跳下马匹,李恪牵着马跟脚店要了杯茶水,顺道问个路。
「大叔,请问褚庄在哪?」
「公子要去褚庄啊?就在北城门哪儿,这条大街直走十里路,在哪儿随便抓个人问,便有人为您指路。」大叔很是热心。
点点头,付了银两,上马便往北城门走去。
那大叔说的没错,真的随便问一人,便可到褚庄,看着眼前白墙黑瓦的褚庄,李恪恭敬地向看门作揖,那看门的好似认得他,也恭敬的回礼。
「王爷,主事已在里头恭候多时。」摇了摇门边的系铃,只听见门内一阵声响,看门人又说:「王爷请进。」
李恪一愣,这褚庄的主事知晓他要来。
踏入褚庄,眼前一片雪白,庭院中的梅树挂满白雪,院中还有一座凉亭,凉亭中有个孩子坐在桌上,喝着茶水,身旁还有三个小雪炉暖着,孩子一手拿着书读,还不时笑出声。

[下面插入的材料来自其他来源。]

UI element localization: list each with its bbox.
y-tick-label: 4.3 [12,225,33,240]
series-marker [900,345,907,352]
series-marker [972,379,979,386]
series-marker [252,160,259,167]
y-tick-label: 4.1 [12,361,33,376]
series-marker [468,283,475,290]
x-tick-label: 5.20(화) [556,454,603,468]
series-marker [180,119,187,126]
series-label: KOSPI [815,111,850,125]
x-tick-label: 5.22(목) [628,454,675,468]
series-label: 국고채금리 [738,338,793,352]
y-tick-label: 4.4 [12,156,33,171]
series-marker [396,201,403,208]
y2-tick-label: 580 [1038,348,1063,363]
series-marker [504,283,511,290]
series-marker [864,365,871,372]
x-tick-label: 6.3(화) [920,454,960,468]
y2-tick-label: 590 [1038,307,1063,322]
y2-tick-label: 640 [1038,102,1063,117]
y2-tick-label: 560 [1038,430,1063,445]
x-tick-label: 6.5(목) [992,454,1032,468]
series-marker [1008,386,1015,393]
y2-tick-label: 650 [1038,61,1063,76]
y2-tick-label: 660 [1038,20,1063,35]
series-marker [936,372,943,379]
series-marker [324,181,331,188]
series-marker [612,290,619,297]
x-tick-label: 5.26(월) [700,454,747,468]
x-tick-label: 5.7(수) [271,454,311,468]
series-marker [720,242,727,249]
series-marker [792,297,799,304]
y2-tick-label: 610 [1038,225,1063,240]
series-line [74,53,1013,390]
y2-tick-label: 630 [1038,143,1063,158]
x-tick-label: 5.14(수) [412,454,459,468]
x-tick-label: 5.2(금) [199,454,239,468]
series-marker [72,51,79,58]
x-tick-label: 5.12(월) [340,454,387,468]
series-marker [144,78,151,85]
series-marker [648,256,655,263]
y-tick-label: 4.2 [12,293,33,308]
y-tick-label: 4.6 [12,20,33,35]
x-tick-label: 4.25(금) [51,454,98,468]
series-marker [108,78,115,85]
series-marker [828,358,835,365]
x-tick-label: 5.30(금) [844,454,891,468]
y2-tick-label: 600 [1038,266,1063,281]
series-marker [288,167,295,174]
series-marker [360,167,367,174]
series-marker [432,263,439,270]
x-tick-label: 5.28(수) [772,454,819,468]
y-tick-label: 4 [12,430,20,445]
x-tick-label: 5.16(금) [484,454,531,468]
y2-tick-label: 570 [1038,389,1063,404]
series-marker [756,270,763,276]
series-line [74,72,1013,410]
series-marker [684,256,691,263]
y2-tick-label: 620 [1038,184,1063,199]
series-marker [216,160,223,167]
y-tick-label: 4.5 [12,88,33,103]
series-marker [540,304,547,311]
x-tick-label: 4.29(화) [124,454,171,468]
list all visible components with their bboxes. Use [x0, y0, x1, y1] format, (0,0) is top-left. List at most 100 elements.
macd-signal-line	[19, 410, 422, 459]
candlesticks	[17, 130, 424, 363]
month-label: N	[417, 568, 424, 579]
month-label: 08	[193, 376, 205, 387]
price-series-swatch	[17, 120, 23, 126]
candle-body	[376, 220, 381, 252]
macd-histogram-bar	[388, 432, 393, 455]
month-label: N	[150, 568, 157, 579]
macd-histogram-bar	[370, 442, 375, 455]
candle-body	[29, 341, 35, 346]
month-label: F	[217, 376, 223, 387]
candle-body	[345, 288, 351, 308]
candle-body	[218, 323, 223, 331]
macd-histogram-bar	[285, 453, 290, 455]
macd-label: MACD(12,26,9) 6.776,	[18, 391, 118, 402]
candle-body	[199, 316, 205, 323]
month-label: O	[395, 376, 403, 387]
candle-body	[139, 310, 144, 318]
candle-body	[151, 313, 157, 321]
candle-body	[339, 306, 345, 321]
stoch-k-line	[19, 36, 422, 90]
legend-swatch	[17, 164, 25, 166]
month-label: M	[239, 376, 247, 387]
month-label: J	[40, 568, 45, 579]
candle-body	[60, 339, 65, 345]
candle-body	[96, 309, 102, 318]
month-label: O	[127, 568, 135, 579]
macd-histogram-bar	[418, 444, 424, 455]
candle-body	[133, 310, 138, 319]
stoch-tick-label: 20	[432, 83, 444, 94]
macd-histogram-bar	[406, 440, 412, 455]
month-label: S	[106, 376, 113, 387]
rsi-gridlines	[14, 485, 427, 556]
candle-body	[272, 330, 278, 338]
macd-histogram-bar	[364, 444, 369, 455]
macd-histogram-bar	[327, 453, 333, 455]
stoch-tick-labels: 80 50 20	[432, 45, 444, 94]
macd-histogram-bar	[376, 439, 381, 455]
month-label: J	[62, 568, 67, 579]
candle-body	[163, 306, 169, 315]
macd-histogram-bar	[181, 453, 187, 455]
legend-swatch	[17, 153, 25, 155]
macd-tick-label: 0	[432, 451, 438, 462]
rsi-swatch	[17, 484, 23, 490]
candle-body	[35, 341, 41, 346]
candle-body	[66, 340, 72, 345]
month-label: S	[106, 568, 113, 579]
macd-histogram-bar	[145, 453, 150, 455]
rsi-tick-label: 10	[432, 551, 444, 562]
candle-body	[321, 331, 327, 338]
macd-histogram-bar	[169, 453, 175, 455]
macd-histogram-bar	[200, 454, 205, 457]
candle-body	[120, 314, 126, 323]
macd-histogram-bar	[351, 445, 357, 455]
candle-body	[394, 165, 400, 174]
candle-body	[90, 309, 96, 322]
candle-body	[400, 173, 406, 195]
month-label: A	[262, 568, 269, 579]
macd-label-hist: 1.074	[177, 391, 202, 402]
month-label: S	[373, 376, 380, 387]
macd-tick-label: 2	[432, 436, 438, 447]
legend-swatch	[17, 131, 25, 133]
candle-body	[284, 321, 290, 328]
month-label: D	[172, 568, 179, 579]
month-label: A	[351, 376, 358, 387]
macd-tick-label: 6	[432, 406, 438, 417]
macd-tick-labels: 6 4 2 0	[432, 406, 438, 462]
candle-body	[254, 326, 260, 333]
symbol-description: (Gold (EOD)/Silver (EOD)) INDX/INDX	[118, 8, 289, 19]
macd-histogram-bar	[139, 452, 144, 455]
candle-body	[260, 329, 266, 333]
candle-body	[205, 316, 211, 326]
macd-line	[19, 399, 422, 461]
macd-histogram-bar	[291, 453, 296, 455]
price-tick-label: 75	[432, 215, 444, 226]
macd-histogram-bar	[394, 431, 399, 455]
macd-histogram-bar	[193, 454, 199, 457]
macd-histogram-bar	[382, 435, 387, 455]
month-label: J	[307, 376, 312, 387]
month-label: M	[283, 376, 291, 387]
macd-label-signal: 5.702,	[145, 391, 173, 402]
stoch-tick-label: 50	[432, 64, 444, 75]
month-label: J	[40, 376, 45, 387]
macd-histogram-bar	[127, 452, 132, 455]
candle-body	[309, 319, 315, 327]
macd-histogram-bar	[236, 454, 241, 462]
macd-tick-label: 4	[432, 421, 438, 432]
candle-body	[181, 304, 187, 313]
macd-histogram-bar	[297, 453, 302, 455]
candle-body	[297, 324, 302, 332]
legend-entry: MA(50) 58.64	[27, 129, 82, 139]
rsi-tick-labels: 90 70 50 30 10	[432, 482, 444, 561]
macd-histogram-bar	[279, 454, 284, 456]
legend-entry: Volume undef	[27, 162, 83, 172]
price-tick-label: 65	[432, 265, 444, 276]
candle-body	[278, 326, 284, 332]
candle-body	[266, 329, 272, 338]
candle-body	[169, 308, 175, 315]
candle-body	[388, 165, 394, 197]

李恪眼前就一条路,他只能走向那凉亭,走近凉亭,他便笑了,真的是那女娃儿。
褚宁抬眼,笑得开心:「哥哥! 」开心的对他挥手。
「你还记得我?」当时见这娃儿不过四岁。
「那当然,我可是褚庄人。」插着腰,又俏皮的拉李恪入座。
「看你这般精明,到底几岁了?」李恪逗着她。
「我已经十…岁了!就是个头小了些。」转个身,为李恪倒茶水。
李恪笑了笑,又四处张望。
「找爹啊?」她单手撑住下巴,捻起一块小糕点,有一口没一口地咬着:「他不在庄里。」
李恪有些失望,喝了口茶,但随即又好像想起什麽,便问:「你爹可是去了长安?」
褚宁皱眉,她不知该说还是不该。
李恪见了她如此,又说:「你不必说,哥哥自己猜,这样你爹也不会恼你,如何?」
犹豫着,可却点点头,她希望有人能帮助爹。
「我想想…」李恪就坐在褚宁跟前的椅子,又说:「你爹爹可是去了太子府?」看了褚宁一眼,还是皱眉。
「可是模样不同…」思忖一会儿,看着长大的褚宁,一喜,便说:「他易容了! 」
褚宁一惊,摀着嘴巴,她真的什麽都没说,可李恪猜出来了,心下忡忡不安,只觉得爹易容去救那人之事,越少人知道越好。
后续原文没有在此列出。